The Earth's ice sheets lost enough ice over the last 30 years to create an ice cube 12 miles high, according to new research.

The Greenland and Antarctic ice sheets, which hold almost all of the world's freshwater ice, are shrinking at a frighteningly rapid pace, according to a report on Thursday from a team of international scientists.

Combining data from 50 satellite surveys of Antarctica and Greenland, spanning the years 1992 to 2020, scientists from the Ice Sheet Mass Balance Inter-comparison Exercise, or IMBIE, were able to track changes in the ice sheets' volume and ice flow.

They found that ice sheet melting has increased six-fold over the past 30 years, as record levels of planet-heating pollution push up global temperatures.

The seven worst years for polar ice sheet melting all happened during the past decade.

In all, the polar ice sheets lost more than 8.3 trillion tons of ice between 1992 and 2020, according to the report.

The worst year for ice sheet loss was 2019, the report found, when the ice sheets lost around 675 billion tons of ice. These losses were driven by an Arctic heatwave, which saw Greenland's ice sheet shed 489 billion tons.

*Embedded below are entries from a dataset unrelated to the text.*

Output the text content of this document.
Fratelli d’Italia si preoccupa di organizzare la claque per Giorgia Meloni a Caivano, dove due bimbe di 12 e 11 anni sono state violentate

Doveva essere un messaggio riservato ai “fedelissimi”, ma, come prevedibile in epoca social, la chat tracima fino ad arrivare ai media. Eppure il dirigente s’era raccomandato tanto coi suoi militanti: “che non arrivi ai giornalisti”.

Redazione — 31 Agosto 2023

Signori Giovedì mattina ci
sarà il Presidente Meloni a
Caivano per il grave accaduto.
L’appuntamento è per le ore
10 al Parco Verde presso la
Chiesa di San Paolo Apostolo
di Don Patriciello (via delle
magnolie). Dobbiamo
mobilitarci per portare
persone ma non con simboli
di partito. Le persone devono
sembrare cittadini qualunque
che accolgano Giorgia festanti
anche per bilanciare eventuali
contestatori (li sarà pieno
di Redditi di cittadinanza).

The loss of ice is having a significant impact on the oceans, pushing up sea levels by 21 millimeters (just less than an inch), according to the report. Ice sheet melting now accounts for a quarter of all sea level rise -- a fivefold increase since the 1990s.

"This is a huge amount of ice," study lead author Inès Otosaka, a research fellow at the University of Leeds, told CNN. "This is very worrying, of course, because 40% of the global population lives in coastal areas," she said.

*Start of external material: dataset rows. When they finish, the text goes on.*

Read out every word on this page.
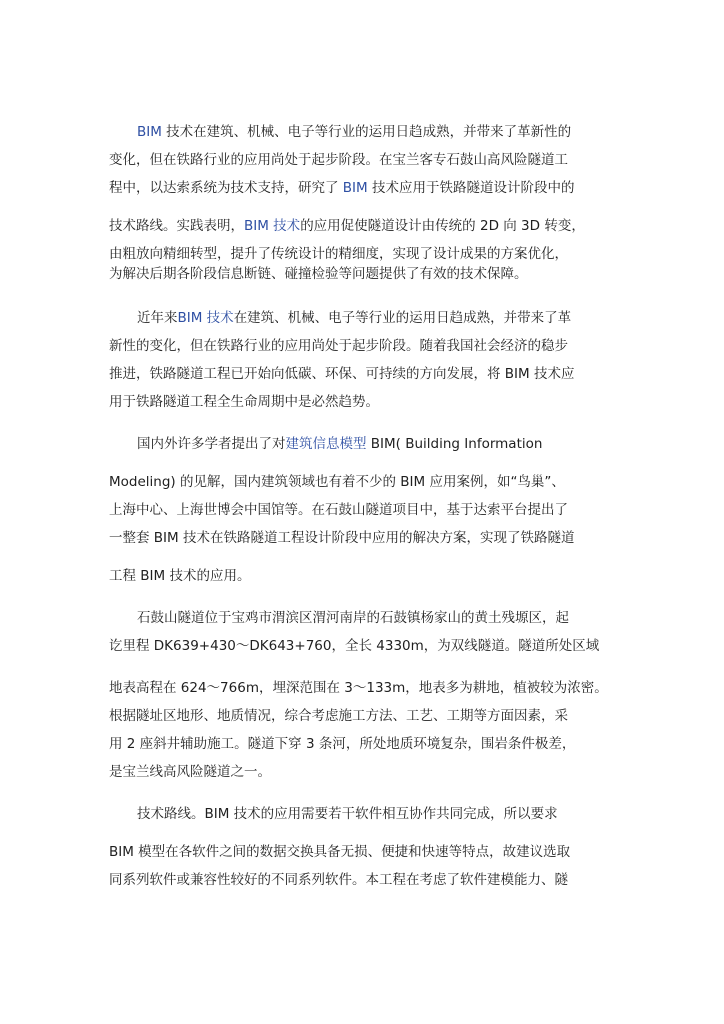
BIM 技术在建筑、机械、电子等行业的运用日趋成熟，并带来了革新性的
变化，但在铁路行业的应用尚处于起步阶段。在宝兰客专石鼓山高风险隧道工
程中，以达索系统为技术支持，研究了 BIM 技术应用于铁路隧道设计阶段中的
技术路线。实践表明，BIM 技术的应用促使隧道设计由传统的 2D 向 3D 转变，
由粗放向精细转型，提升了传统设计的精细度，实现了设计成果的方案优化，
为解决后期各阶段信息断链、碰撞检验等问题提供了有效的技术保障。
近年来BIM 技术在建筑、机械、电子等行业的运用日趋成熟，并带来了革
新性的变化，但在铁路行业的应用尚处于起步阶段。随着我国社会经济的稳步
推进，铁路隧道工程已开始向低碳、环保、可持续的方向发展，将 BIM 技术应
用于铁路隧道工程全生命周期中是必然趋势。
国内外许多学者提出了对建筑信息模型 BIM( Building Information
Modeling) 的见解，国内建筑领域也有着不少的 BIM 应用案例，如“鸟巢”、
上海中心、上海世博会中国馆等。在石鼓山隧道项目中，基于达索平台提出了
一整套 BIM 技术在铁路隧道工程设计阶段中应用的解决方案，实现了铁路隧道
工程 BIM 技术的应用。
石鼓山隧道位于宝鸡市渭滨区渭河南岸的石鼓镇杨家山的黄土残塬区，起
讫里程 DK639+430～DK643+760，全长 4330m，为双线隧道。隧道所处区域
地表高程在 624～766m，埋深范围在 3～133m，地表多为耕地，植被较为浓密。
根据隧址区地形、地质情况，综合考虑施工方法、工艺、工期等方面因素，采
用 2 座斜井辅助施工。隧道下穿 3 条河，所处地质环境复杂，围岩条件极差，
是宝兰线高风险隧道之一。
技术路线。BIM 技术的应用需要若干软件相互协作共同完成，所以要求
BIM 模型在各软件之间的数据交换具备无损、便捷和快速等特点，故建议选取
同系列软件或兼容性较好的不同系列软件。本工程在考虑了软件建模能力、隧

Scientists found that the rate at which the Antarctic ice sheet is melting has slowed, but remains much faster than in the 1990s.

The report identified the Antarctic Peninsula and West Antarctica -- the location of the troubled Thwaites Glacier, nicknamed the "Doomsday" glacier for its potentially devastating impact on sea level rise -- as the regions where most of the continent's melt was happening.

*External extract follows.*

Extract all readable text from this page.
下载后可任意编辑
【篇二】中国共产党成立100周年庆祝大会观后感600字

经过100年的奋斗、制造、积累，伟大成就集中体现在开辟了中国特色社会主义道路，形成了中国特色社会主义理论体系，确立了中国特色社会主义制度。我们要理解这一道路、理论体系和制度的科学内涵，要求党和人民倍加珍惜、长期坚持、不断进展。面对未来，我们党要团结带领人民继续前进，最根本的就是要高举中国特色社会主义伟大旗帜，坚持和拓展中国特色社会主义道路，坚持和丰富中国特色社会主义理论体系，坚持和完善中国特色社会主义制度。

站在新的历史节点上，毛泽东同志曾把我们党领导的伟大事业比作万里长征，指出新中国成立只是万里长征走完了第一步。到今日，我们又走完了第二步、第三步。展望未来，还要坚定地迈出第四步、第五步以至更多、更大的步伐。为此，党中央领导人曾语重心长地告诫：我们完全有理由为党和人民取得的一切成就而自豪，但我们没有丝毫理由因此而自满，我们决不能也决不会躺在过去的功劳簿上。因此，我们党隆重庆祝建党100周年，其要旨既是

Otosaka expects the Greenland ice sheet to continue losing ice, but said it's not yet clear what might happen to the Antarctic ice sheet.

"In Antarctica we have higher uncertainty in the future," she said."We have what we call some low-probability but high-impact mechanisms that could be triggered if we exceed a certain level of warming."

That could lead to a much higher sea level rise in the future, she added.

If the world hits certain warming thresholds, it could trigger important and potentially irreversible feedback mechanisms, Otosaka said.

"We really need to have strong governmental policies to limit future warming and to cut our greenhouse gas concentration," she added.

The European Space Agency, which along with NASA helps fund IMBIE's research, said in a statement: "It is without doubt that climate change is causing our polar ice sheets to melt, thereby driving up sea levels and putting coastal regions around the world at risk."

Scientists at IMBIE plan to update the assessment every year.

"We are finally at the stage where we can continuously update our assessments of ice sheet mass balance as there are enough satellites in space monitoring them, which means that people can make use of our findings immediately," Andrew Shepherd, a professor at Northumbria University and founder of IMBIE, said in a statement.